Education economist values ability to thrive in many cultures
Jobs are created for people with really good talent, Morton Schapiro, education economist and president, Northwestern University, Illinois, U.S., says with confidence.
“If you see the broad sweep of economic history, there might be a temporary imbalance between the higher education skills that people bring and the number of jobs available for them. It is not unusual for a country to experience, as part of a cycle, a situation where the number of people with higher education degrees greatly outstrips the type of demand for those types of skills,” he explains.
“The market usually adapts; the classic story is really in engineering in the U.S., where there was a great premium for people with engineering degrees, then people start entering the field and there is a glut and they land up in financial services.”
Talking to The Hindu on a visit here to inaugurate the new campus of the Institute for Financial Management and Research at Sri City, Prof. Schapiro says the economic rates of return are such that they will justify the creation of people in stem fields, such as engineering. However, it is indeed somewhat risky not to diversify the economy, just as it is for an individual not to diversify his or her portfolio, he adds.

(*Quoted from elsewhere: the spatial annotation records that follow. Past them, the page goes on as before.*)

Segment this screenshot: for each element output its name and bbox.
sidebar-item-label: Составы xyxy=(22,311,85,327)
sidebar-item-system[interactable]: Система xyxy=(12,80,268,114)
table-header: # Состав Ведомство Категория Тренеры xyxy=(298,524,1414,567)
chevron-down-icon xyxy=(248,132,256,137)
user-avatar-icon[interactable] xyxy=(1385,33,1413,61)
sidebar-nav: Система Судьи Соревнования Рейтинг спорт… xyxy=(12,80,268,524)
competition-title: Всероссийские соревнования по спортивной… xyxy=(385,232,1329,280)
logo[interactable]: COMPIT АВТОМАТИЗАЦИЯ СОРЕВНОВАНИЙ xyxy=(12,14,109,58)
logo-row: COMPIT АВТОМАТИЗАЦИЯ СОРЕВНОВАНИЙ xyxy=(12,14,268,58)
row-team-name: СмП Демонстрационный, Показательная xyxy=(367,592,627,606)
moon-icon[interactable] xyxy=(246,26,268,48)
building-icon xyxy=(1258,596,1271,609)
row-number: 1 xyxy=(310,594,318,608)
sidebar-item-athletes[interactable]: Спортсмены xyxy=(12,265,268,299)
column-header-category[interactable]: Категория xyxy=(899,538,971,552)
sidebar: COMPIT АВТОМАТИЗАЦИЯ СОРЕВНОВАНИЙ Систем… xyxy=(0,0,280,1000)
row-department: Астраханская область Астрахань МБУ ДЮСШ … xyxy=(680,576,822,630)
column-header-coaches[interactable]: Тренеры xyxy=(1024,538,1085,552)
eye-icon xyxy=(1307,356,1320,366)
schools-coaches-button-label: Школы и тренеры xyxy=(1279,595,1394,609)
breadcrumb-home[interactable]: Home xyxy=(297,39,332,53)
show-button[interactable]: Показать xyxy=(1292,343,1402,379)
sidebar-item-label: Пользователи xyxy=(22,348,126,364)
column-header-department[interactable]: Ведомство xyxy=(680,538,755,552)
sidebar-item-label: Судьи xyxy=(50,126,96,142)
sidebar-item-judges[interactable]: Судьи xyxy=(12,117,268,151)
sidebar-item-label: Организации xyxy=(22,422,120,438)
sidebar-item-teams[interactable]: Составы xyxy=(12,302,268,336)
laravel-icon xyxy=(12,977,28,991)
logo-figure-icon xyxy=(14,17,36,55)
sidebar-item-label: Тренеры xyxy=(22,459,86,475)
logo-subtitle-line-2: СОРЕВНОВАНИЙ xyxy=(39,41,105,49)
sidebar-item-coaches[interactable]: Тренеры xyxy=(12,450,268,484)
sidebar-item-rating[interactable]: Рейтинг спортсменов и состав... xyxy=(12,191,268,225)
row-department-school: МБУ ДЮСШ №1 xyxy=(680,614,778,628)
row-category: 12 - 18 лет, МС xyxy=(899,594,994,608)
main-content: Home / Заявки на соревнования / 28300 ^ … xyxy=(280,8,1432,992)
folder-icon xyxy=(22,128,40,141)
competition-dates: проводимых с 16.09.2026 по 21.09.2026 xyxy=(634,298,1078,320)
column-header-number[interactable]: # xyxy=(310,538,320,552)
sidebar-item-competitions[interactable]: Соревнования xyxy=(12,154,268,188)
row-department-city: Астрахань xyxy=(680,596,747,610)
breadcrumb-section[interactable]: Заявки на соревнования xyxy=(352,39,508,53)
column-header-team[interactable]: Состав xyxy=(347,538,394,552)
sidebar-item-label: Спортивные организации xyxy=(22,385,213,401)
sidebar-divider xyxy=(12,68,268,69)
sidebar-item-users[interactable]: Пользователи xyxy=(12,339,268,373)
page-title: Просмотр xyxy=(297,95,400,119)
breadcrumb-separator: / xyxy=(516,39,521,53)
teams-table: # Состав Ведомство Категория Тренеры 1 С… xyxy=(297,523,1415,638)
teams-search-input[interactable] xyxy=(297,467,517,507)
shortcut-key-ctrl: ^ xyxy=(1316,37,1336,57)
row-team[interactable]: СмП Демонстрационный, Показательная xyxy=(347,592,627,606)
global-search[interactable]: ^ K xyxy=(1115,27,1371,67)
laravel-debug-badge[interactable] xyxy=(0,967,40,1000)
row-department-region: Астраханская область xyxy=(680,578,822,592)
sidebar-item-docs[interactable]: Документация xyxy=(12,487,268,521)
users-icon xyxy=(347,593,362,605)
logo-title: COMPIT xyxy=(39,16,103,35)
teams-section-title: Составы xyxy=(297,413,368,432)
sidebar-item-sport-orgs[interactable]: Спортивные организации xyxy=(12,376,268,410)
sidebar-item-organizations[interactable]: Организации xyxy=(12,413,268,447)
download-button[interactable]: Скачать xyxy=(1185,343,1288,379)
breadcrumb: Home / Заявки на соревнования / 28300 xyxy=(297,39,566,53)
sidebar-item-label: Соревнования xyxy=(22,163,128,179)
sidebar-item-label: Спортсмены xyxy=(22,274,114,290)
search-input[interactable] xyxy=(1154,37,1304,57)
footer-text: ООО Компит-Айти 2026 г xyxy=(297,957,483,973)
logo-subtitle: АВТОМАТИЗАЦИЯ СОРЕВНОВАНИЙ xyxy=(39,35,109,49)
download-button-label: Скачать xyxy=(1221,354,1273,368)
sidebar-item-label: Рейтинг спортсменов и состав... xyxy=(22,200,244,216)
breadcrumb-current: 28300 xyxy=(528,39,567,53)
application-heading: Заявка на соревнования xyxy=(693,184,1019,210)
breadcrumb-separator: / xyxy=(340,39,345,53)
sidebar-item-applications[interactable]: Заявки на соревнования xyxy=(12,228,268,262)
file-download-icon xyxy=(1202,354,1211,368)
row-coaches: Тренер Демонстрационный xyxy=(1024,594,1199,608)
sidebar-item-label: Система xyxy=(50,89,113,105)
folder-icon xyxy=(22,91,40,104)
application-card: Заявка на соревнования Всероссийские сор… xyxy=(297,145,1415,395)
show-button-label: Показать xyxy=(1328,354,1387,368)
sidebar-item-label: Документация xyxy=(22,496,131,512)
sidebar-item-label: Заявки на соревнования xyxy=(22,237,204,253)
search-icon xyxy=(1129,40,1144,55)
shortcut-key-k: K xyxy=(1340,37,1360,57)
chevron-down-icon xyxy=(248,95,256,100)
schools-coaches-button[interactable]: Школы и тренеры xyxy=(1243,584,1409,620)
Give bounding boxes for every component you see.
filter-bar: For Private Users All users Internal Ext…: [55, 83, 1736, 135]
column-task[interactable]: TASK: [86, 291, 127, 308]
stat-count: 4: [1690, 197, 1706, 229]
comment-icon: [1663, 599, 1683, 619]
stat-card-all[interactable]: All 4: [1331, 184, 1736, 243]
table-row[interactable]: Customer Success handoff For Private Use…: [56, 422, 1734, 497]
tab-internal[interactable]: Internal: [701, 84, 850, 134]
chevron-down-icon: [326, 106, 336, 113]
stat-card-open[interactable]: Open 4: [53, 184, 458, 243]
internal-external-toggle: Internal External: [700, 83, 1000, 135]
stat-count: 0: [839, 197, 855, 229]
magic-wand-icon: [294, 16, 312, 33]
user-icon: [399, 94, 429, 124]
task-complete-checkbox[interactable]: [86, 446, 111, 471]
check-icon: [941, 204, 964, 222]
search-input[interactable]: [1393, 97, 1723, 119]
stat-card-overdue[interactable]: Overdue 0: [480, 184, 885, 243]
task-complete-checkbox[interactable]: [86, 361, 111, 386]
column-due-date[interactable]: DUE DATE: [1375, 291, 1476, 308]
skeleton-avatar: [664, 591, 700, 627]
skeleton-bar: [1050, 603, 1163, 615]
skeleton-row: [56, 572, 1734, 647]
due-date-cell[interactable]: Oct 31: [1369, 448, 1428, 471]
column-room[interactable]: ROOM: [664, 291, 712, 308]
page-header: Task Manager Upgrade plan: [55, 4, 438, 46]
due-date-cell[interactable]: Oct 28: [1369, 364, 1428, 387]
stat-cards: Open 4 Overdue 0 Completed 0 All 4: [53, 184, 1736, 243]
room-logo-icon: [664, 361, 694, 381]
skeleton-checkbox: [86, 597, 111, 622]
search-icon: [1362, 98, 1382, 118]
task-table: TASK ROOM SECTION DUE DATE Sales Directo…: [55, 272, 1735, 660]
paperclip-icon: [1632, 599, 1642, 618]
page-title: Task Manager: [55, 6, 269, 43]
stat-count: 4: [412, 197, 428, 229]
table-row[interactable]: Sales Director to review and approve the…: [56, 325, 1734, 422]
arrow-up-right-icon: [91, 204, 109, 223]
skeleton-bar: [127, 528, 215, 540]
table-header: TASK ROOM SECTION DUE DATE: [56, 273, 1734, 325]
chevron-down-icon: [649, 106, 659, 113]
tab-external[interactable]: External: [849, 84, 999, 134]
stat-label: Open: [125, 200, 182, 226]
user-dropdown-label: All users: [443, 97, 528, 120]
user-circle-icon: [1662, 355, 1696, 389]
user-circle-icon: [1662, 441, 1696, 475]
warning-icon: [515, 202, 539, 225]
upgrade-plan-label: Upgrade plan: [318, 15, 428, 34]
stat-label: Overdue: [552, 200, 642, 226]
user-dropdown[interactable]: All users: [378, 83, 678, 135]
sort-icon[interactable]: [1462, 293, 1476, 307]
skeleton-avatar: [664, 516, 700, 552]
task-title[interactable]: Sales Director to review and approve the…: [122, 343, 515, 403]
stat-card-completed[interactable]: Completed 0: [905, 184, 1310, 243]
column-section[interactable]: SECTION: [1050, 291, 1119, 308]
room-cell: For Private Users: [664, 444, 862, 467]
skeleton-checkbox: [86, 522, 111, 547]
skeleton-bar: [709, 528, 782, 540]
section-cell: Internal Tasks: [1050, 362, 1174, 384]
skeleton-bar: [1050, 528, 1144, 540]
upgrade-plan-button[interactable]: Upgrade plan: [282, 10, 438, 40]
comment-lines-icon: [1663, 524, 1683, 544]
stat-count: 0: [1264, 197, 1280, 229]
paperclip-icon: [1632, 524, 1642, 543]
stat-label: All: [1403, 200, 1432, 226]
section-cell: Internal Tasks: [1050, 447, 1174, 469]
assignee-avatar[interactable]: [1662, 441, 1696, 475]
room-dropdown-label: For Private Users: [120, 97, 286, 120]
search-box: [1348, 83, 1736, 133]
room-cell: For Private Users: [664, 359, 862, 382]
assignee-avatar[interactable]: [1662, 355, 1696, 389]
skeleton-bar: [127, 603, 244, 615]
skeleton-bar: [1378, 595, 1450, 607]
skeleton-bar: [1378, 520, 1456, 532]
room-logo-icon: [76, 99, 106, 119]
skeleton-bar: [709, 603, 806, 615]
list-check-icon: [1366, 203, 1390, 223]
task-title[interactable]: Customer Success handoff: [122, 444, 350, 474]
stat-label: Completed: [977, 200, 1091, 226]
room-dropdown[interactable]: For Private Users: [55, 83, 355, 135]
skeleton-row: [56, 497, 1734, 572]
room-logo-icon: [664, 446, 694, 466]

Prof. Schapiro’s robust recommendation, however, is for a broad-based education. “The best preparation for a lifetime, for business success, is broad training and part of that is international experience. If there is anything that pays in the market, it is cultural literacy. The ability to not just survive but also thrive in different cultures, pays off pretty nicely,” he says. In his opinion, the best defence against off-shoring is what is called “whole brain learning” — logic and maths with aesthetic appreciation and creative thinking. Evidence suggests that if you do one and not the other, it is going to be a risky path. Cultural literacy with core knowledge is very important.
Which is why, despite the loans, and sometimes gloomy employment scenarios, “studying abroad” is a good option for a student who can afford it.
Addressing the question of reservation, the Indian equivalent of affirmative action in the U.S., he provides evidence from economic data to show why it makes sense to do so. “The rates of return of going to selective higher education institutions are considerably higher for those in low-income backgrounds. If there are some concession that you make, putting the thumb on the scale for some one who has had a disadvantaged upbringing is quite justified.” What that suggests, he says, is that from a public policy point of view, we need to save spots at the most prestigious places for people from the low-income group.
Prof. Schapiro articulates his belief that the need for subsidisation from the government is not quite what it used to be. However, because of imperfections in capital markets, where people from relatively modest backgrounds are unable to “collateralise” themselves, the government needs to step in and provide funding to those who are talented, but without access to capital markets.
But beyond funding, he is sceptical of the State’s role in regulation of the sector. What is the secret of U.S. higher education, where universities rank among the top institutions in the world? “It is because it is not run by the government,” Prof. Schapiro’s answer comes pat. “Even public institutions have tremendous autonomy even within the State. However, accreditation and standards are necessary. A light hand from the government is really the best way.”